Remember folks, it’s breast cancer awareness month.  My boob smash day is this Thursday.  I am giving my hair for chemo patients.  What are you doing?

The Only Reasonable Explanation

So an odd thing happened on Saturday when we left the range.  But I gotta back up a bit.

We are rather spoiled in that we have a fantastic range here in Oklahoma City.  H&H Gun Range is located right off the highway, has a great indoor firing range, and is a great retail establishment. They even have a great little cafe.  We know everyone there.  Heck, they employ my sis-in-law.

They also happen to be conveniently located near a well air-conditioned establishment frequented by those of he male persuasion that just so happen to carry lots of one dollar bills.  Could there be overlap in clientele?  Yeah, probably.  But hey, the performers have a convenient place to practice for their own defense too.  This is Oklahoma, after all. Our strippers carry guns.

As we were pulling out onto the street after leaving the range, an SUV pulled into the intersection across from us.  The young woman in the passenger seat of the SUV turned around and stood up through the sun roof.

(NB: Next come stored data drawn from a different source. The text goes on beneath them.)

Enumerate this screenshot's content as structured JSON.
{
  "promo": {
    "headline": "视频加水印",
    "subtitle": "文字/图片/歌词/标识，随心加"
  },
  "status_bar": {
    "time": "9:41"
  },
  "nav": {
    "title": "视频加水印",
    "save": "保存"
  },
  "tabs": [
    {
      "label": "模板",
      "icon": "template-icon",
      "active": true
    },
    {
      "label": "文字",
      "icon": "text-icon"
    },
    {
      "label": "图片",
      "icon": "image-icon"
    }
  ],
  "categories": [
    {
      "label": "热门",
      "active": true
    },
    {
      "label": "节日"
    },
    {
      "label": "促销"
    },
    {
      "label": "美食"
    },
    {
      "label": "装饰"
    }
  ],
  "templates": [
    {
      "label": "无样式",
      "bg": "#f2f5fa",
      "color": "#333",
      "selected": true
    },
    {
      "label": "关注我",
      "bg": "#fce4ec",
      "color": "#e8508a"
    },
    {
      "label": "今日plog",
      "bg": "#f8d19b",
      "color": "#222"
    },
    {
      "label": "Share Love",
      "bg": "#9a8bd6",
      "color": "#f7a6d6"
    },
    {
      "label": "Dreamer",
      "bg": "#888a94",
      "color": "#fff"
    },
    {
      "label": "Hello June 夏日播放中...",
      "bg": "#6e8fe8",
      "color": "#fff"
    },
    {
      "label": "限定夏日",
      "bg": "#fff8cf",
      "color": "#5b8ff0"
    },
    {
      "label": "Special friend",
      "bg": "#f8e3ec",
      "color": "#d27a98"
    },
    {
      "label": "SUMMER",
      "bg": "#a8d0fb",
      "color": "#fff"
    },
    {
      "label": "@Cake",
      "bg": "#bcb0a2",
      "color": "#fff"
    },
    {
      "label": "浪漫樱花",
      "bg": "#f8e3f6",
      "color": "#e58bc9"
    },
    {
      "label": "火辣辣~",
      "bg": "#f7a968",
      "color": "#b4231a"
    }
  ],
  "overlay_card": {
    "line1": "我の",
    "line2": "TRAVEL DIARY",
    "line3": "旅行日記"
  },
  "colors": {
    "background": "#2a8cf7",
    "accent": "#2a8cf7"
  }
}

Unusual, but it was a beautiful day out.

And then she pulled her shirt up and flashed the car behind her.  Random Saturday afternoon boobies!! She had a lovely set, too.  It’s just not everyday you see them displayed so publicly.  At least, not so much around here.  Even the strippers wear pasties.  Sorry, I was not fast enough with my camera.  Bad blogger, I know.

So I figure she must have seen the antics of all the guys participating in Kilted to Kick Cancer and decided she’d kick off Breast Cancer Awareness month in a big way.  You know, because you’re not going to think about the boobies unless you’re reminded, right?

My mother is a breast cancer survivor.  I lost one of my employees to breast cancer earlier this year.  The biggest difference? Mom’s cancer was detected early.  She was able to beat it with prompt and early treatment.

We encouraged all the guys to bend over last month.  It’s our turn ladies.  Get your boobies smashed.  My appointment is scheduled for the 13th. It’ll be my first, and you are sure to get an after action report.